The meeting reviewed and approved the Corporate Governance Report for 2024, which affirmed the company’s full compliance with the corporate governance directives issued by the CBB and other applicable regulatory frameworks. The AGM absolved the Board Members of liability for any of their actions during the year ending on 31st December 2024, in accordance with the Commercial Companies Law.
In alignment with regulatory requirements, the session approved the reappointment of Ernst & Young (EY) as the company’s External Auditors for the fiscal year 2025, covering both the parent company and its subsidiaries—Sinnad and Bahrain FinTech Bay. The Board was authorised to determine the external auditors’ professional fees, subject to approval from the CBB, and the meeting concluded with a discussion of any additional issues as per Article (207) of the Commercial Companies Law.
Speaking on the company’s performance, Mr. Mohamed Al Bastaki, Chairman BENEFIT , stated: “In terms of the financial results for 2024, I am pleased to say that the year gone by has also been proved to be a success in delivering tangible results. Growth rate for 2024 was 19 per cent. Revenue for the year was BD 17 M (US$ 45.3 Million) and net profit was 2 Million ($ 5.3 Million).
Mr. Al Bastaki also announced that the Board had formally adopted a new three-year strategic roadmap to commence in 2025. The strategy encompasses a phased international expansion, optimisation of internal operations, enhanced revenue diversification, long-term sustainability initiatives, and the advancement of innovation and digital transformation initiatives across all service lines.
“I extend my sincere appreciation to the CBB for its continued support of BENEFIT and its pivotal role in fostering a stable and progressive regulatory environment for the Kingdom’s banking and financial sector—an environment that has significantly reinforced Bahrain’s standing as a leading financial hub in the region,” said Mr. Al Bastaki. “I would also like to thank our partner banks and valued customers for their trust, and our shareholders for their ongoing encouragement. The achievements of 2024 set a strong precedent, and I am confident they will serve as a foundation for yet another successful and impactful year ahead.”
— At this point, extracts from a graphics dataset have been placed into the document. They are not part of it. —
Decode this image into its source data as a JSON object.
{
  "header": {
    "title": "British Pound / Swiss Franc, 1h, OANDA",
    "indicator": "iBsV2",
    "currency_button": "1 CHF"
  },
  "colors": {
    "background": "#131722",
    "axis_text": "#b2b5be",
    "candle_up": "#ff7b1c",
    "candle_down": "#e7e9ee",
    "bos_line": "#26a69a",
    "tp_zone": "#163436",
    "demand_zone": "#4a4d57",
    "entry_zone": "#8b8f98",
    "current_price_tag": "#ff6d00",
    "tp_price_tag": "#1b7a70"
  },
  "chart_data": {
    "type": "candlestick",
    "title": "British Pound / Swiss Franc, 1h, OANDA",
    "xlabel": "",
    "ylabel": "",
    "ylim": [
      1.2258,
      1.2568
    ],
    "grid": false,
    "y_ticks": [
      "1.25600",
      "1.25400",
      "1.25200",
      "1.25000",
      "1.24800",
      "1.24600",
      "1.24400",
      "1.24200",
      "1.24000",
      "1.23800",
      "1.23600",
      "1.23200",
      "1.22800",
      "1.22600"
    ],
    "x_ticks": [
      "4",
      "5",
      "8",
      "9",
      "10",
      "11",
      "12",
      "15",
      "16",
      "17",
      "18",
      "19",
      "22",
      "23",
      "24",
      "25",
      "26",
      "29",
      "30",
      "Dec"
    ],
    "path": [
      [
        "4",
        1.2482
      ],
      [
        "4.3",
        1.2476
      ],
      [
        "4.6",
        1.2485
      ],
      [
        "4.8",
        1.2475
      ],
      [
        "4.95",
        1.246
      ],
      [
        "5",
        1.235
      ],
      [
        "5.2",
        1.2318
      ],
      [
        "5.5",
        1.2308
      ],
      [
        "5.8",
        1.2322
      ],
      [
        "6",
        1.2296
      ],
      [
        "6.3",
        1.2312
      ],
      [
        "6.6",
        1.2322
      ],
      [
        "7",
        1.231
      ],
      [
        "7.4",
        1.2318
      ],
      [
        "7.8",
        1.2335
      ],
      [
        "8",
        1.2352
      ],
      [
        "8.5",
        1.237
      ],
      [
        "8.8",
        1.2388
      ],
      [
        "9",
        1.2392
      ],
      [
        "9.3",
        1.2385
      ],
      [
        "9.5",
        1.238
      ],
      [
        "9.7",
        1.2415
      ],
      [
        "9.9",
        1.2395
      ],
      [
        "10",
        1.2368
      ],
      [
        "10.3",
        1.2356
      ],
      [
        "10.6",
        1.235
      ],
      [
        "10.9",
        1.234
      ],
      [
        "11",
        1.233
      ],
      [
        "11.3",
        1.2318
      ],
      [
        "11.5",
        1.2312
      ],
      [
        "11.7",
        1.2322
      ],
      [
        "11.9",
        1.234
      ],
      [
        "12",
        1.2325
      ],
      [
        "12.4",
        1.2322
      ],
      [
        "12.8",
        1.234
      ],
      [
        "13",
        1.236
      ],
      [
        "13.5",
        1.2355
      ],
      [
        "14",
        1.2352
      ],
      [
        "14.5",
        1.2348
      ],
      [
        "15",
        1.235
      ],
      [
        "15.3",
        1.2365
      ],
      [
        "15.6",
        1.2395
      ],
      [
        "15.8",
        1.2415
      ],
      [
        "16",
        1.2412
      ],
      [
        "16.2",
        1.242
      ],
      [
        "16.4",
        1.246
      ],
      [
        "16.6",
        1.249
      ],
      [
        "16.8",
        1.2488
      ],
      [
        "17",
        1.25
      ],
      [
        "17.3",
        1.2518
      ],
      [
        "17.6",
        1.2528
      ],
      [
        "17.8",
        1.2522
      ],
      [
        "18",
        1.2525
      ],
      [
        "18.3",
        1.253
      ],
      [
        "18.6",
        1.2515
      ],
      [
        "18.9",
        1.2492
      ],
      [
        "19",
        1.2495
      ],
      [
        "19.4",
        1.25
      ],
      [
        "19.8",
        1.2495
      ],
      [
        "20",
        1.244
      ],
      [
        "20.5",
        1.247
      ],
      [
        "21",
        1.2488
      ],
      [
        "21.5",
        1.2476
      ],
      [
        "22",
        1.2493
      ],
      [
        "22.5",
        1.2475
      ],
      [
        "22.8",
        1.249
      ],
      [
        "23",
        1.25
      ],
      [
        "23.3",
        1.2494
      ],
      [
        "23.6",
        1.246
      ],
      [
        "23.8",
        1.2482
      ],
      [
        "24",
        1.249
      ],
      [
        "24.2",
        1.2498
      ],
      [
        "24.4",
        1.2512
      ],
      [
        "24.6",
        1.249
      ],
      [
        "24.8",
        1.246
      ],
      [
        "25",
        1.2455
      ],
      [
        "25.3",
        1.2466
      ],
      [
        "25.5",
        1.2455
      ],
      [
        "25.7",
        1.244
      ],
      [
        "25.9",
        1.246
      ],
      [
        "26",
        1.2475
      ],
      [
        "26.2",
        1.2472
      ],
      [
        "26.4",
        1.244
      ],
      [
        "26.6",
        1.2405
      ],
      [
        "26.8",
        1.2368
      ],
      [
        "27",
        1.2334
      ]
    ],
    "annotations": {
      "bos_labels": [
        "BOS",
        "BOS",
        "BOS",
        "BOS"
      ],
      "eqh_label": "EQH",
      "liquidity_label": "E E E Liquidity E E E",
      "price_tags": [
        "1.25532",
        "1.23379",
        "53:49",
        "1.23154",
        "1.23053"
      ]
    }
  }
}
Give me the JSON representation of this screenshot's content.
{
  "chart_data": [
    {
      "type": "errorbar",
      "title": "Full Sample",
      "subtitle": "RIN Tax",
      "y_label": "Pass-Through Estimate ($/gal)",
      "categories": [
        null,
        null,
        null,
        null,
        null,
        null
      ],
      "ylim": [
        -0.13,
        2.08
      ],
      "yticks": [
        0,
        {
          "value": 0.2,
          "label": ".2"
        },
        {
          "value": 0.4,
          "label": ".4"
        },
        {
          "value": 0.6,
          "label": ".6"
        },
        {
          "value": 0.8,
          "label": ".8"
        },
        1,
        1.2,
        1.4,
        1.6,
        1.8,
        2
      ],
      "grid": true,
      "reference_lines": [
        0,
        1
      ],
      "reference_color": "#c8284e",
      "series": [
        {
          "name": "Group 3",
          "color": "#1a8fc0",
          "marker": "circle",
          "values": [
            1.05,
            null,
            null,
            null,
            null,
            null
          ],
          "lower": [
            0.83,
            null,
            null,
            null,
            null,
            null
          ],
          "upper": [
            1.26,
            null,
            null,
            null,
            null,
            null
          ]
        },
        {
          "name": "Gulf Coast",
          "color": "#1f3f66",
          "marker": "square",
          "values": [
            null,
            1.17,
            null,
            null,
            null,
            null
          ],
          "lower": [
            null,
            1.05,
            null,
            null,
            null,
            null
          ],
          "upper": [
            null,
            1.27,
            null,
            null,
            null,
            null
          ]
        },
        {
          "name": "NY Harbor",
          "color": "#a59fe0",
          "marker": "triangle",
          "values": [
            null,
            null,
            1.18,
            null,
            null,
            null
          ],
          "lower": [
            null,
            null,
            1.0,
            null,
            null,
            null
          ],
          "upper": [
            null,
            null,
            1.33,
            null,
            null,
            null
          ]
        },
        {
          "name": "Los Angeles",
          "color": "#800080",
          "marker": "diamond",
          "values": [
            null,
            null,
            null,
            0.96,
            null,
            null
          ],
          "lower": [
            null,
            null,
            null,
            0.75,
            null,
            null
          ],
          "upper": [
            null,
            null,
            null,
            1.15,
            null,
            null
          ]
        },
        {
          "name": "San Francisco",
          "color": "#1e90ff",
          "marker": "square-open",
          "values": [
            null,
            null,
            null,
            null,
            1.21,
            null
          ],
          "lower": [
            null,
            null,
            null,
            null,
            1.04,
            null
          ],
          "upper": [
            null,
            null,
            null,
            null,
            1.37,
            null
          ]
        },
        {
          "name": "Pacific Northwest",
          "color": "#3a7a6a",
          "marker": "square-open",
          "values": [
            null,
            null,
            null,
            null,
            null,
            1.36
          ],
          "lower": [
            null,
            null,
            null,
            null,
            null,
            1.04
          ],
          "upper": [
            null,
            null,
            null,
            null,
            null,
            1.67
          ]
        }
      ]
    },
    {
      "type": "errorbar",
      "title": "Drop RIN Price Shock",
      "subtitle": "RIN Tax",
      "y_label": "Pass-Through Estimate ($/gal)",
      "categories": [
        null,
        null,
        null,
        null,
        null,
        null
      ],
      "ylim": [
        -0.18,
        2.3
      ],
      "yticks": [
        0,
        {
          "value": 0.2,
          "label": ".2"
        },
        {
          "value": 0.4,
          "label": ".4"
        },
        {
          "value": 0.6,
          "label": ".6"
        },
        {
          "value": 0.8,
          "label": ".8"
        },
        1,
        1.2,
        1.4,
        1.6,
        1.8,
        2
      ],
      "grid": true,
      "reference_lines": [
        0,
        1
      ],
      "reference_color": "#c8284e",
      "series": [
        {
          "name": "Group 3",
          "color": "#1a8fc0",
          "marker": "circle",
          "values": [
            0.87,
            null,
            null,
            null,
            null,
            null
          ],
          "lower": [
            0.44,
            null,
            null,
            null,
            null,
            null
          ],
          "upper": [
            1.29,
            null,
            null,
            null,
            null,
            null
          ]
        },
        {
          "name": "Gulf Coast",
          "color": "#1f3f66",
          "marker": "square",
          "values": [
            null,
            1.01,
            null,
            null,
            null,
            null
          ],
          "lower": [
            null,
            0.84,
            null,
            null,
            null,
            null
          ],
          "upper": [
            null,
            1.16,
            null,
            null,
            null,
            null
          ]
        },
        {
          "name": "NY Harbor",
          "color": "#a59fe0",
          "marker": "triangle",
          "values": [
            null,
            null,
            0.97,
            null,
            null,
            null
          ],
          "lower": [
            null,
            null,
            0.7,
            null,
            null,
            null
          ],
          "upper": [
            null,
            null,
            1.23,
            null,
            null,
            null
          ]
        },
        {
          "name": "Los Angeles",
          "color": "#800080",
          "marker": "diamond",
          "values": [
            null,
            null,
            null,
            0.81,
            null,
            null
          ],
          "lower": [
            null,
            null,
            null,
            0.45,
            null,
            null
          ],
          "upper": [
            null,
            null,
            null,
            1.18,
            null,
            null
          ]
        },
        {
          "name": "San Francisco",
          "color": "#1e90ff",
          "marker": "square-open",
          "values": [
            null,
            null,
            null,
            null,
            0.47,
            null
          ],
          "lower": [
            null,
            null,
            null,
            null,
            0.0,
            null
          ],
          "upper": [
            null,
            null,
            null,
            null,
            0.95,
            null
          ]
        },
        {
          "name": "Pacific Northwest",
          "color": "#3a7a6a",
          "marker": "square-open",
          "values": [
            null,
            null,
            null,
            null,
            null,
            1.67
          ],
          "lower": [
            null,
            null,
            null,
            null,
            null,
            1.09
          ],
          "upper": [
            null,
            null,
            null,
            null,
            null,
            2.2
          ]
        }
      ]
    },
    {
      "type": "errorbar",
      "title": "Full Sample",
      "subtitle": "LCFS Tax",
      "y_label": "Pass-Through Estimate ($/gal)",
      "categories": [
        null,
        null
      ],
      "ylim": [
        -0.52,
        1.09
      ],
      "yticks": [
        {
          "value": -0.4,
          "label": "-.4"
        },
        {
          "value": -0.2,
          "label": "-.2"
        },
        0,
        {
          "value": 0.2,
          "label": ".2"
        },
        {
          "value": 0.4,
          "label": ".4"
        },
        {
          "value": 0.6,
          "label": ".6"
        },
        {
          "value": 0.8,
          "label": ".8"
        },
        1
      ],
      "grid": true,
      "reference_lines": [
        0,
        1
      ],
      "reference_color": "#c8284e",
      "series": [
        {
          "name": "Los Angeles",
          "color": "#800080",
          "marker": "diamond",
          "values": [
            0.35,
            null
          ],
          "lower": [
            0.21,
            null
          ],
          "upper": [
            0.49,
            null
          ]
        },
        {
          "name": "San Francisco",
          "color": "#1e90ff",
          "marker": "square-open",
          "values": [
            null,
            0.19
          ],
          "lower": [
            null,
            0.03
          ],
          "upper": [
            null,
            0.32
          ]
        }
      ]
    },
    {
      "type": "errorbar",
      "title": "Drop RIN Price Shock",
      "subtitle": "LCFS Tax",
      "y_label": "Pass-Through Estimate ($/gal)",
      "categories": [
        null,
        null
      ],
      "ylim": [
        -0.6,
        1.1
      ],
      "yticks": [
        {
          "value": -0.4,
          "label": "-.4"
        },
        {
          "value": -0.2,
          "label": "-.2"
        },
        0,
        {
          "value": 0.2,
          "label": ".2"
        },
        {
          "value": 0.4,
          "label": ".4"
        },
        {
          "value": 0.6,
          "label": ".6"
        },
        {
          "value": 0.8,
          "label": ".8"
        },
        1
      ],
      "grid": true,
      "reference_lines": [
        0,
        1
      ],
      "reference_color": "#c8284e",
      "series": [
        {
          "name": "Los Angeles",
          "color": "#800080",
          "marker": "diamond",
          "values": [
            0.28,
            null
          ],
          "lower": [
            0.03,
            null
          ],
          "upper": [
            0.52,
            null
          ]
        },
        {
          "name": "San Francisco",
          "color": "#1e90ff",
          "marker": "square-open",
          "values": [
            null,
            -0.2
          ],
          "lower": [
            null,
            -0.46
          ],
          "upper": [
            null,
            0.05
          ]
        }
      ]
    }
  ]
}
Chief Executive of BENEFIT; Mr. Abdulwahed AlJanahi commented, “The year 2024 represented another pivotal chapter in BENEFIT ’s evolution. We achieved substantial progress in advancing our digital strategy across multiple sectors, while reinforcing our long-term commitment to the development of Bahrain’s financial services and payments landscape. Throughout the year, we remained firmly aligned with our objective of delivering measurable value to our shareholders, strategic partners, and customers. At the same time, we continued to play an active role in enabling Bahrain’s digital economy by introducing innovative solutions and service enhancements that directly address market needs and future opportunities.”
Mr. AlJanahi affirmed that BENEFIT has successfully developed a robust and well-integrated payment network that connects individuals and businesses across Bahrain, accelerating the adoption of emerging technologies in the banking and financial services sector and reinforcing Bahrain’s position as a growing fintech hub, and added, “Our achievements of the past year reflect a long-term vision to establish a resilient electronic payment infrastructure that supports the Kingdom’s digital economy. Key developments in 2024 included the implementation of central authentication for open banking via BENEFIT Pay”
Mr. AlJanahi concluded by thanking the Board for its strategic direction, the company’s staff for their continued dedication, and the Central Bank of Bahrain, member banks, and shareholders for their valuable partnership and confidence in the company’s long-term vision.